しかし、それは言い換えれば、その事実が発覚した瞬間、今度は結愛達――此ノ里家の者達が狙われることを意味していた。

何とかしないと……。

朦朧とした意識の中、奏多はふらっと吸い寄せられるように、音もなく、一筋の光に吸い込まれていった。
靄(もや)がかかったように、視界が白く塗りつぶされていく。
身体の感覚も薄れて、まるで微睡みに落ちるようだった。
遠くなる意識の中、奏多は強く願う。

ずっと傍にいるって、結愛と約束したんだ。
だから、絶対に『破滅の創世』としての記憶に飲み込まれないーー。

その願った瞬間、望の意識は再び、闇に落ちる。
寂寞(せきばく)も冷えも焦りも、今は胸の底に沈んでいった。





ふと、奏多は目覚める。
寒い。
まるで吹雪く大地に立っているようだった。
しかし、胸元には温かい何かがあった。
とてもとても優しい、この冷たい中で、それは一際、熱を放っていた。
まるで守ってくれているように。

この温かい何かは何なんだろう?

怪訝に思う心とは裏腹に、奏多は言葉を吐き出す。それは奏多が抱いた想いを否定するものだった。

「人の心など、不要なものだ」

口にしたそれは自分が発したとは思えない無機質な、しかし懐かしさを感じさせる声だった。

人の心?

奏多は混乱する頭でどうにか想いを絞り出す。

この温かい何かは……人の心なのか。

そこに疑いを挟む余地はない。
この胸の温もりが全てを物語っていた。
再び、奏多は言葉を吐き出す。

「愚者の記憶などいらぬ。
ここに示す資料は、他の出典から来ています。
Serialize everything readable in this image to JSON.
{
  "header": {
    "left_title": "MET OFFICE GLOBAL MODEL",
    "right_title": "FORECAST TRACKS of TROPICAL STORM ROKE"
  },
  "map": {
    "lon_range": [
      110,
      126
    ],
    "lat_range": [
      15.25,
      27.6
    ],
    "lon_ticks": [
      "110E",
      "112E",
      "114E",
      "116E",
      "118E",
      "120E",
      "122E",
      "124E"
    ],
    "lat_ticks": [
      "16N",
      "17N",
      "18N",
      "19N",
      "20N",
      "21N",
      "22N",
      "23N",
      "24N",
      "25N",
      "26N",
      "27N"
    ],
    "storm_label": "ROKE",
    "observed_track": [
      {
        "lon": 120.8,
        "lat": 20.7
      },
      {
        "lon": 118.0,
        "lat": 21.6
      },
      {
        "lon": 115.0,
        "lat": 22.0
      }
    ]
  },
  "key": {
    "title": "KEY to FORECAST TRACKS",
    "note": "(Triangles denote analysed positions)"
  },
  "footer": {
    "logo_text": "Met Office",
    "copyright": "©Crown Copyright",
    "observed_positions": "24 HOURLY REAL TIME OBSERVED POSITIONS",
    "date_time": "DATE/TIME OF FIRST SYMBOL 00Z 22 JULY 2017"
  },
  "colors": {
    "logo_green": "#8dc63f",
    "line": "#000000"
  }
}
想い出など、必要ない」 

それだけで奏多がーー『破滅の創世』が不要と断ずるには十分すぎた。
三人の神のうち、最強の力を持つとされる神『破滅の創世』は創造物の反抗を絶対に許しはしない。
弁解も反論も必要ない。故に人々は諾々としてそれを受け入れるしかない。
だからこそ、奏多はこの世界全てにあまねく終焉を告げようとした時――。